Dalam hal ini, boleh dibilang "oke", ternyata pemerintah mau mendengarkan kritikan publik yang menyoal legalisasi Miras ini.
Namun demikian, inilah juga sebenarnya, gambaran nyata dan fakta, kebiasaan buruk dari pemerintah yang sering sekali inkonsisten dalam hal memutuskan dan memberlakukan kebijakan publik, sering sekali berubah-ubah, terkesan terburu-buru, kurang matang dan pertimbangan dalam memutuskan suatu kebijakan.

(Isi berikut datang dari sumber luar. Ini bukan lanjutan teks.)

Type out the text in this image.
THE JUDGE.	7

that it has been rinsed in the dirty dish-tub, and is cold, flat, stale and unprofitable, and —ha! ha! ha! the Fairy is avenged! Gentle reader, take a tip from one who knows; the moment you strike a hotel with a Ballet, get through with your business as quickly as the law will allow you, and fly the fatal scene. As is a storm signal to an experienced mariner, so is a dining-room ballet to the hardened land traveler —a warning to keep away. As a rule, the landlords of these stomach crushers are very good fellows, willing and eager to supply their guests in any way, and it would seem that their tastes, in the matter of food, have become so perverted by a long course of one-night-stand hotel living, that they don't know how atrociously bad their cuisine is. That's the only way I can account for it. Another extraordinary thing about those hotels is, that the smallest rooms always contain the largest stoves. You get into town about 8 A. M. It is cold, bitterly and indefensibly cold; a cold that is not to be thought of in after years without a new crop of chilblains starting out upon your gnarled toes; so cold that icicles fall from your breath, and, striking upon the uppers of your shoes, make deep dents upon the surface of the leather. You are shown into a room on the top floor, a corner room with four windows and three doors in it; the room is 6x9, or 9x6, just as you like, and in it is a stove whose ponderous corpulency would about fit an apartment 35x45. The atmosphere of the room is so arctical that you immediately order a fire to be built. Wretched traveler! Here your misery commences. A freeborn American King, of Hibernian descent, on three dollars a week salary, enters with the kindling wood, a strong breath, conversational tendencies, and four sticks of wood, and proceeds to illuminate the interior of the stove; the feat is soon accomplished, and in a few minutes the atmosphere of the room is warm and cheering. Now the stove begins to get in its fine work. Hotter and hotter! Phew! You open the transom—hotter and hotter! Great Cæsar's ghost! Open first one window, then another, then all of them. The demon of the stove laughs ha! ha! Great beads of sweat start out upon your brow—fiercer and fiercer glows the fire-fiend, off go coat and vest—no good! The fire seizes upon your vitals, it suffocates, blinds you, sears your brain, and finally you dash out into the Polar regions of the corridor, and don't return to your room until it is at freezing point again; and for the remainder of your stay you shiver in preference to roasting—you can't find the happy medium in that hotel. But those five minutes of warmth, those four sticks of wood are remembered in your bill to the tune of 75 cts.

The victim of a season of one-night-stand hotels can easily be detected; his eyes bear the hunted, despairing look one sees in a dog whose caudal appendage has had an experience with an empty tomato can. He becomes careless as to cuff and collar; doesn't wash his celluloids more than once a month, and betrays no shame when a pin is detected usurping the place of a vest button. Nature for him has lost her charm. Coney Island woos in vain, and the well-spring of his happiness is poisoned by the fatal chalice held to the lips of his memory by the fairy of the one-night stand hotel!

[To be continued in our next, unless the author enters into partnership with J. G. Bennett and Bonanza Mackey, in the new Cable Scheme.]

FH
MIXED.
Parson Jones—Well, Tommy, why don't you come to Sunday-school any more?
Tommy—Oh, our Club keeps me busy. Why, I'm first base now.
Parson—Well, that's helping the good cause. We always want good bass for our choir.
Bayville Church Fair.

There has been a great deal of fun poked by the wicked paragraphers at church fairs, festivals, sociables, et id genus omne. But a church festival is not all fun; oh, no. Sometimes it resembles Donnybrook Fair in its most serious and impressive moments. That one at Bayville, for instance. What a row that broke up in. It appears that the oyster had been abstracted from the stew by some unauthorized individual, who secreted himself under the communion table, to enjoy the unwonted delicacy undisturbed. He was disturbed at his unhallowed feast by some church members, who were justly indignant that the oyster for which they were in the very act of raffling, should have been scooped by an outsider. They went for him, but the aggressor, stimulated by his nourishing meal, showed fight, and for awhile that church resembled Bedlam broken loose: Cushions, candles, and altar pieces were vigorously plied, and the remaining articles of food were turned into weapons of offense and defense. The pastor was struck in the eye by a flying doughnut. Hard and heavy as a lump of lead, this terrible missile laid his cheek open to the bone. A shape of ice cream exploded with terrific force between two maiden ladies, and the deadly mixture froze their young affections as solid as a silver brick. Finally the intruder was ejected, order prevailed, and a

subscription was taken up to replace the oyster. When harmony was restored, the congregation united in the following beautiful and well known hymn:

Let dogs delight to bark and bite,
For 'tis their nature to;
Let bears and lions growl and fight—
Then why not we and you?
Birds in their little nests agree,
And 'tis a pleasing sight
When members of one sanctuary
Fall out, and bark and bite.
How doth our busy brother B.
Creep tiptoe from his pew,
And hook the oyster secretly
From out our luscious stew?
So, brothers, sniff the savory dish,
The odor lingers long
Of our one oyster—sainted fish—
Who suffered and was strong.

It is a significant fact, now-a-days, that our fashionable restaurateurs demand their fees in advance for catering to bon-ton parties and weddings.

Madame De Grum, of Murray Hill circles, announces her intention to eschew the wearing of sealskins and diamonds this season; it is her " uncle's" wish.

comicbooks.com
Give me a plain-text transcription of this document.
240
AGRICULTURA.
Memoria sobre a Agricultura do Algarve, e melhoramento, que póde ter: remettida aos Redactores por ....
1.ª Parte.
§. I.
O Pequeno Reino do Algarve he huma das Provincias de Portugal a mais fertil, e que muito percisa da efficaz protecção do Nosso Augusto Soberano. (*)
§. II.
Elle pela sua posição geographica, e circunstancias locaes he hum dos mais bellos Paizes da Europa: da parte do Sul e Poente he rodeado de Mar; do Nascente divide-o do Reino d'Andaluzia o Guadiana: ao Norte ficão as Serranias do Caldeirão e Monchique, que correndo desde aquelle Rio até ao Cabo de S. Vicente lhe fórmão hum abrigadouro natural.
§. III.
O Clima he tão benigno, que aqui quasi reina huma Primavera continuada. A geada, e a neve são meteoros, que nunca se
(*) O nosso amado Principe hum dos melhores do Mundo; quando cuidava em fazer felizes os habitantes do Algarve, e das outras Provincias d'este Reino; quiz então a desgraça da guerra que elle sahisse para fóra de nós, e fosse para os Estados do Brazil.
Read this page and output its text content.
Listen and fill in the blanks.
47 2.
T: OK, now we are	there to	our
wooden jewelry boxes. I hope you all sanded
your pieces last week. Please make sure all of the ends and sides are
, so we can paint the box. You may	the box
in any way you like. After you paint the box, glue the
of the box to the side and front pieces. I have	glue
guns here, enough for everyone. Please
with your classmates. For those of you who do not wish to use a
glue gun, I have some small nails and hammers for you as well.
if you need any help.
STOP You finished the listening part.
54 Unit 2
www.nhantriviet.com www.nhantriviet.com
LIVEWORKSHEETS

Dasar tuman! cek ombak kebijakan kok jadi kebiadaban eh kebiasaan, masa sih kebijakan kok sering coba-coba dan berubah-ubah begitu, katanya cak lontong sih, mikiiir.
Karena faktanya, memang bukan cuman sekali dua kali pemerintah sering enggak konsisten bikin kepicekan eh kebijakan publik ini, sebentar di sahkan, sebentar dicabut, bikin kebijakan kok plintat-plintut dan plin-plan.
Jadi heran banget, kebijakan di era pemerintahan Jokowi ini kok sering sekali tidak konsisten, banyak kebijakan yang cepat berubah hanya dalam tempo waktu yang sesingkat-singkatnya.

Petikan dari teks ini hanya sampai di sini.